Read After the War is Over Online

Authors: Maureen Lee

After the War is Over (41 page)

‘How are your daughter and her baby?’ he asked. Iris could tell he was only being polite, that he really wanted to tell her how much he’d missed her and hear her say the same to him.

She told him about Louise and George, about the house on Beacon Hill, and Monica Dixon. ‘She’s a dreadful woman,’ she said. ‘Of course, now Tom and I are really worried about our daughter.’

She’d forgotten he didn’t like her mentioning Tom. A few times he’d tried to talk her into getting a divorce so that they could get married, but she’d refused to discuss it. She had no intention of breaking up her family.

‘I missed you terribly,’ he said huskily. He put his finger beneath her chin and raised her face so they could kiss.

‘And I missed you,’ she assured him. She was longing for them to make love. Some nights they didn’t bother having a drink, going straight to the hotel instead because they couldn’t wait to be in bed together. This seemed to be one of those nights.

‘I thought about you all the time,’ he whispered. ‘It was strange, but I kept thinking of when we were in the army and we made love in the back of your car. It was the best I’d ever known, far better than with my wife.’ He frowned slightly and said almost petulantly, ‘You had quite a reputation. I suppose I was just one in a long line of lovers.’
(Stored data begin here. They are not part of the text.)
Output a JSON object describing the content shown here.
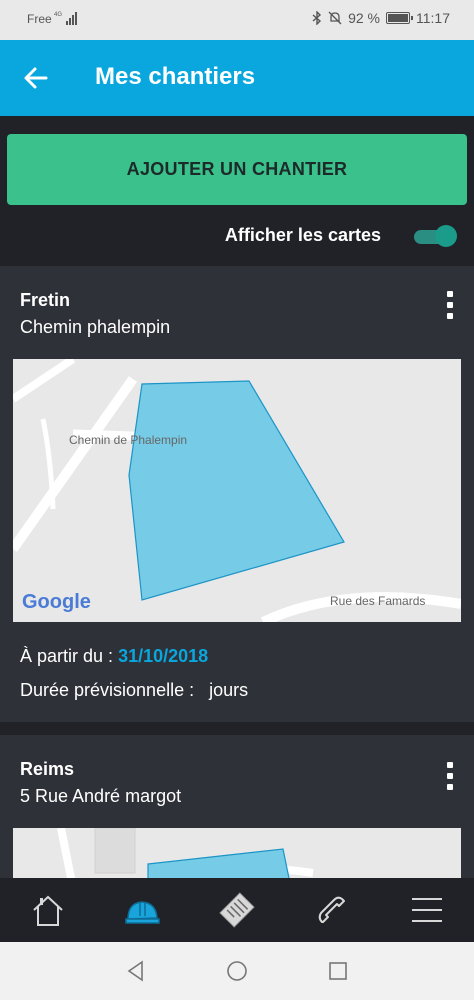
{
  "status_bar": {
    "carrier": "Free",
    "network": "4G",
    "battery_percent": "92 %",
    "time": "11:17"
  },
  "header": {
    "title": "Mes chantiers",
    "back_icon": "arrow-left-icon"
  },
  "add_button_label": "AJOUTER UN CHANTIER",
  "show_maps": {
    "label": "Afficher les cartes",
    "enabled": true
  },
  "sites": [
    {
      "name": "Fretin",
      "address": "Chemin phalempin",
      "map": {
        "street_label_1": "Chemin de Phalempin",
        "street_label_2": "Rue des Famards",
        "provider_logo": "Google"
      },
      "start_label": "À partir du :",
      "start_date": "31/10/2018",
      "duration_label": "Durée prévisionnelle :",
      "duration_unit": "jours"
    },
    {
      "name": "Reims",
      "address": "5 Rue André margot"
    }
  ],
  "bottom_nav": [
    {
      "icon": "home-icon",
      "active": false
    },
    {
      "icon": "hard-hat-icon",
      "active": true
    },
    {
      "icon": "document-icon",
      "active": false
    },
    {
      "icon": "phone-icon",
      "active": false
    },
    {
      "icon": "menu-icon",
      "active": false
    }
  ],
  "colors": {
    "header": "#09a7dd",
    "accent_green": "#3bc18b",
    "date_blue": "#09a7dd",
    "polygon_fill": "#76cbe6"
  }
}
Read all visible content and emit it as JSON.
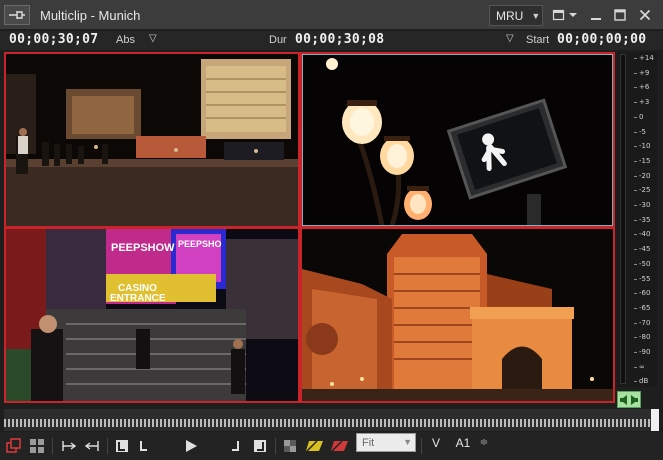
{
  "window": {
    "title": "Multiclip - Munich",
    "mru_label": "MRU"
  },
  "timecode_bar": {
    "position": "00;00;30;07",
    "position_mode": "Abs",
    "duration_label": "Dur",
    "duration": "00;00;30;08",
    "start_label": "Start",
    "start": "00;00;00;00"
  },
  "multiclip": {
    "active_angle": 2,
    "angles": [
      {
        "scene": "Las Vegas Strip street at night with pedestrians and lit hotels"
      },
      {
        "scene": "Ornate street lamps and pedestrian walk signal"
      },
      {
        "scene": "Casino entrance with neon signs and stairway",
        "signs": [
          "PEEPSHOW",
          "PEEPSHO",
          "CASINO",
          "ENTRANCE"
        ]
      },
      {
        "scene": "Paris hotel facade and Arc de Triomphe replica lit at night"
      }
    ]
  },
  "audio_meter": {
    "scale": [
      "+14",
      "+9",
      "+6",
      "+3",
      "0",
      "-5",
      "-10",
      "-15",
      "-20",
      "-25",
      "-30",
      "-35",
      "-40",
      "-45",
      "-50",
      "-55",
      "-60",
      "-65",
      "-70",
      "-80",
      "-90",
      "∞",
      "dB"
    ]
  },
  "toolbar": {
    "fit_value": "Fit",
    "v_label": "V",
    "a_label": "A1"
  },
  "colors": {
    "window_bg": "#1e1e1e",
    "title_bg": "#3c3c3c",
    "active_border": "#c8242a",
    "selected_angle": "#7fb0c0",
    "audio_toggle": "#a8e0a0"
  }
}
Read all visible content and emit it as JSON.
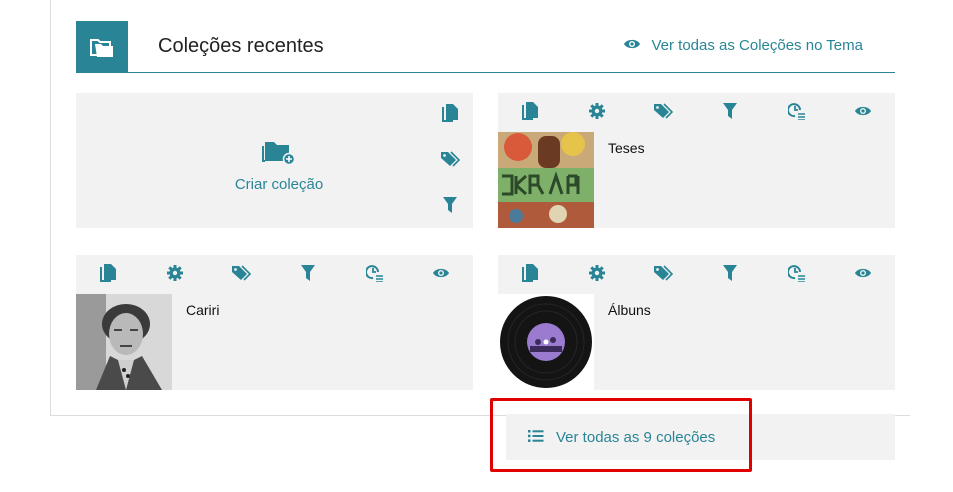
{
  "colors": {
    "accent": "#298596",
    "card_bg": "#f2f2f2",
    "highlight": "#e00000"
  },
  "header": {
    "title": "Coleções recentes",
    "see_all_theme": "Ver todas as Coleções no Tema",
    "icon": "folders-icon",
    "see_all_icon": "eye-icon"
  },
  "create_card": {
    "label": "Criar coleção",
    "icon": "folder-add-icon",
    "side_tools": [
      "copy-icon",
      "tags-icon",
      "filter-icon"
    ]
  },
  "collection_tools": [
    "copy-icon",
    "settings-icon",
    "tags-icon",
    "filter-icon",
    "activity-icon",
    "eye-icon"
  ],
  "collections": [
    {
      "title": "Teses"
    },
    {
      "title": "Cariri"
    },
    {
      "title": "Álbuns"
    }
  ],
  "footer": {
    "see_all_label": "Ver todas as 9 coleções",
    "icon": "list-icon"
  }
}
‘You are the only one I remember,’ she said. It wasn’t strictly true, but he’d been the best. She decided to tell him the truth, why she’d allowed so many men to make love to her. ‘Before I joined up, I lost a baby. Tom and I tried, but I never had another. That’s why I slept around, as it’s called. I was trying to get pregnant.’

He thought about this for a while, before saying, ‘But you eventually did?’
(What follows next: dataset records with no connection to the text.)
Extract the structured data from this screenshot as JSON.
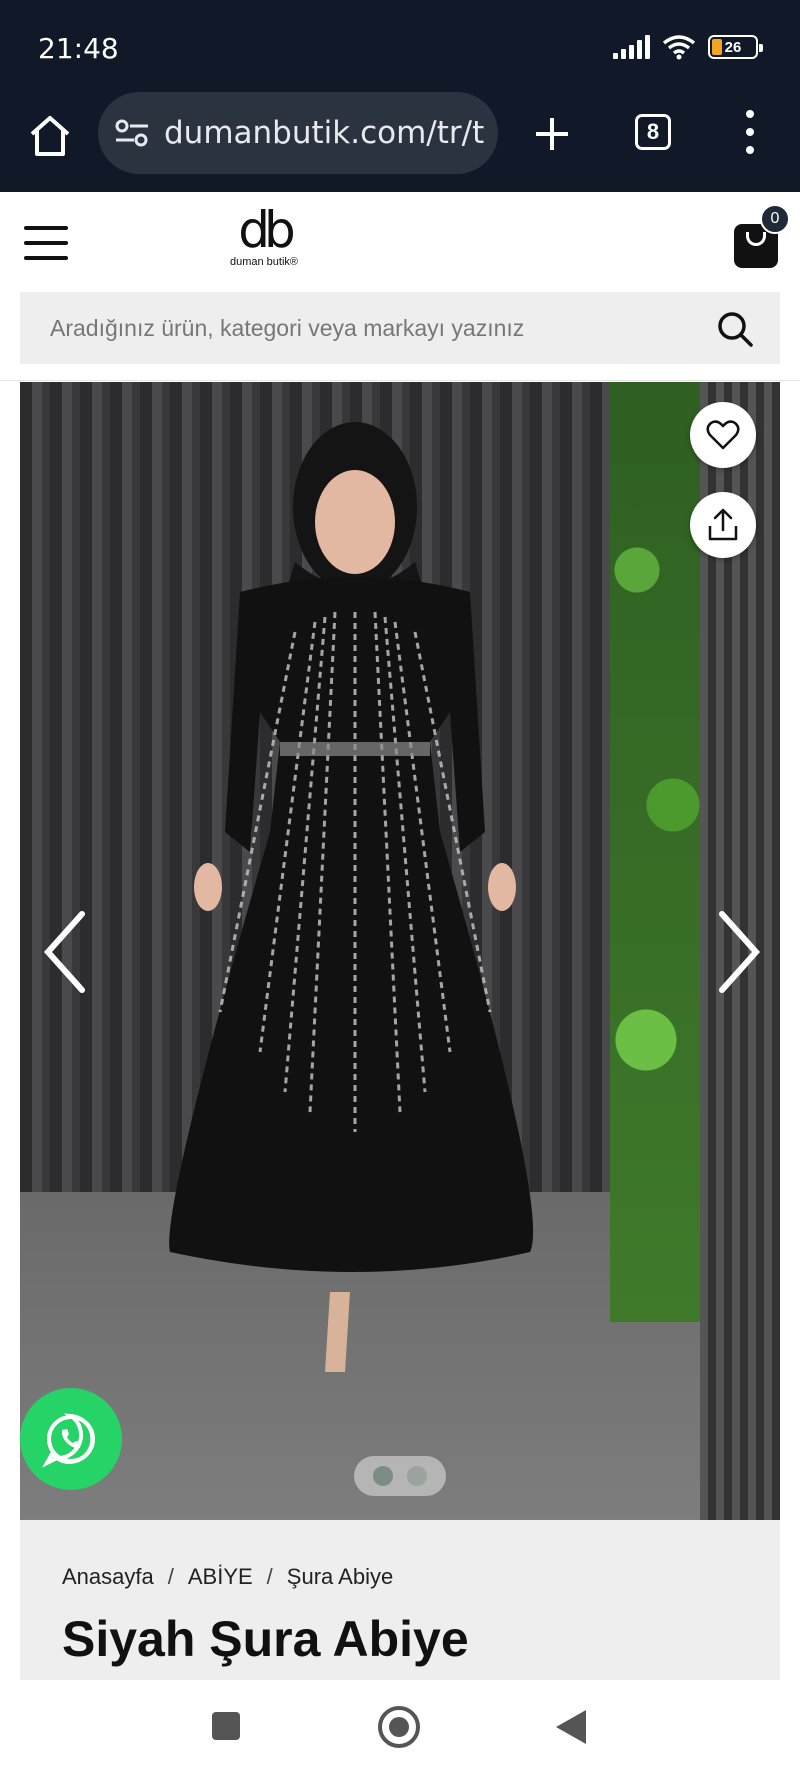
{
  "status_bar": {
    "time": "21:48",
    "battery": "26"
  },
  "browser": {
    "url": "dumanbutik.com/tr/tr/",
    "tab_count": "8"
  },
  "site": {
    "logo_mark": "db",
    "logo_name": "duman butik®",
    "cart_count": "0"
  },
  "search": {
    "placeholder": "Aradığınız ürün, kategori veya markayı yazınız"
  },
  "gallery": {
    "total_images": 2,
    "active_image": 1
  },
  "breadcrumb": {
    "items": [
      "Anasayfa",
      "ABİYE",
      "Şura Abiye"
    ],
    "separator": "/"
  },
  "product": {
    "title": "Siyah Şura Abiye"
  },
  "colors": {
    "browser_chrome": "#111827",
    "whatsapp": "#25d366",
    "info_bg": "#eeeeee"
  }
}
‘William, our eldest, is adopted. By then, the war was over and Tom and I managed to have three daughters of our own.’

‘I see.’ He leaned forward and kissed her on the forehead, running his hand through her hair. ‘You are a remarkable woman, Iris Grant, and I can’t wait to make love to you. I have booked us a room in The Temple hotel by the Town Hall. I suggest we leave this very minute and get a taxi there.’

Iris finished her drink in a single swallow. She couldn’t wait either.
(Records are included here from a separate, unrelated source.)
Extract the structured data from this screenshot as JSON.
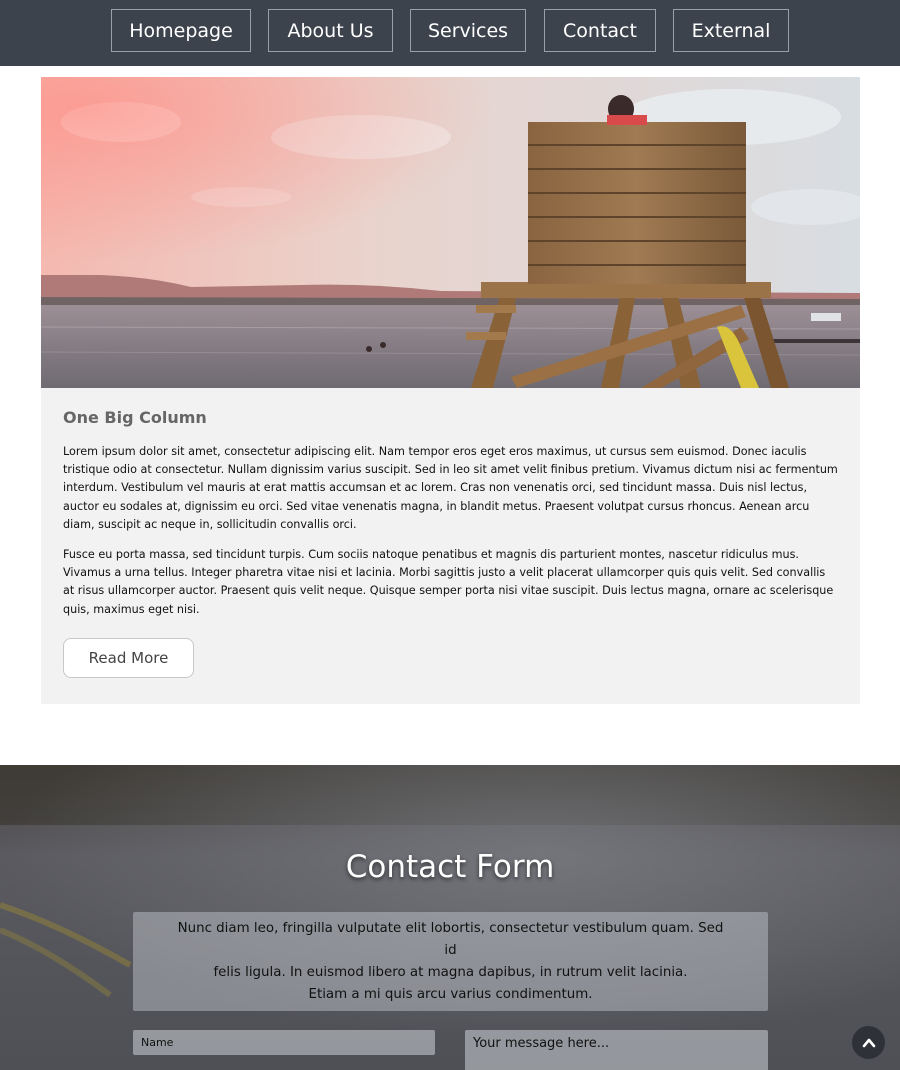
{
  "nav": {
    "items": [
      {
        "label": "Homepage"
      },
      {
        "label": "About Us"
      },
      {
        "label": "Services"
      },
      {
        "label": "Contact"
      },
      {
        "label": "External"
      }
    ]
  },
  "hero": {
    "image": "lifeguard-tower-lake-photo"
  },
  "column": {
    "title": "One Big Column",
    "paragraph1": "Lorem ipsum dolor sit amet, consectetur adipiscing elit. Nam tempor eros eget eros maximus, ut cursus sem euismod. Donec iaculis tristique odio at consectetur. Nullam dignissim varius suscipit. Sed in leo sit amet velit finibus pretium. Vivamus dictum nisi ac fermentum interdum. Vestibulum vel mauris at erat mattis accumsan et ac lorem. Cras non venenatis orci, sed tincidunt massa. Duis nisl lectus, auctor eu sodales at, dignissim eu orci. Sed vitae venenatis magna, in blandit metus. Praesent volutpat cursus rhoncus. Aenean arcu diam, suscipit ac neque in, sollicitudin convallis orci.",
    "paragraph2": "Fusce eu porta massa, sed tincidunt turpis. Cum sociis natoque penatibus et magnis dis parturient montes, nascetur ridiculus mus. Vivamus a urna tellus. Integer pharetra vitae nisi et lacinia. Morbi sagittis justo a velit placerat ullamcorper quis quis velit. Sed convallis at risus ullamcorper auctor. Praesent quis velit neque. Quisque semper porta nisi vitae suscipit. Duis lectus magna, ornare ac scelerisque quis, maximus eget nisi.",
    "read_more_label": "Read More"
  },
  "contact": {
    "title": "Contact Form",
    "intro_line1": "Nunc diam leo, fringilla vulputate elit lobortis, consectetur vestibulum quam. Sed id",
    "intro_line2": "felis ligula. In euismod libero at magna dapibus, in rutrum velit lacinia.",
    "intro_line3": "Etiam a mi quis arcu varius condimentum.",
    "name_placeholder": "Name",
    "message_placeholder": "Your message here..."
  },
  "icons": {
    "back_to_top": "chevron-up-icon"
  },
  "colors": {
    "nav_bg": "#3d434d",
    "panel_bg": "#f2f2f2",
    "title_gray": "#666666"
  }
}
His car, the blue Jaguar, had been left in St John’s car park. They strolled towards it after leaving the hotel at ten, exhausted from lovemaking, but deliriously happy too. He drove her home and dropped her at the top of Balliol Road. Neither said much on the way. Iris rested her head on his shoulder. She was already thinking about tomorrow, Saturday, when the same pattern would be repeated. She told him she preferred them not to waste time by going to the pub first.

Matthew said he couldn’t agree more. He would reserve a room at the Temple and meet her there instead. ‘I shall have a bottle of champagne on ice waiting for you.’

She went into the house expecting it to be completely quiet – Dorothy had gone to her friend Rachel’s house with the intention of staying the night, and Clare to the hen party of a girl she worked with who was getting married tomorrow. She wasn’t expected home until late. But Iris could hear Dorothy’s distressed voice coming from the living room followed by Tom’s quiet one.

Dorothy, it appeared, had arrived at Rachel’s only to find she had started her period a day early. She usually had very heavy periods. Neither she nor Rachel had a sanitary towel, all the chemists were closed, and as Rachel lived quite close, she returned home for a towel.

‘But then she fainted,’ Tom said, ‘in the bathroom, and banged her head on the rim of the bath. When she came to, she managed to crawl downstairs and ring me. She’s hurt her knee really badly too.’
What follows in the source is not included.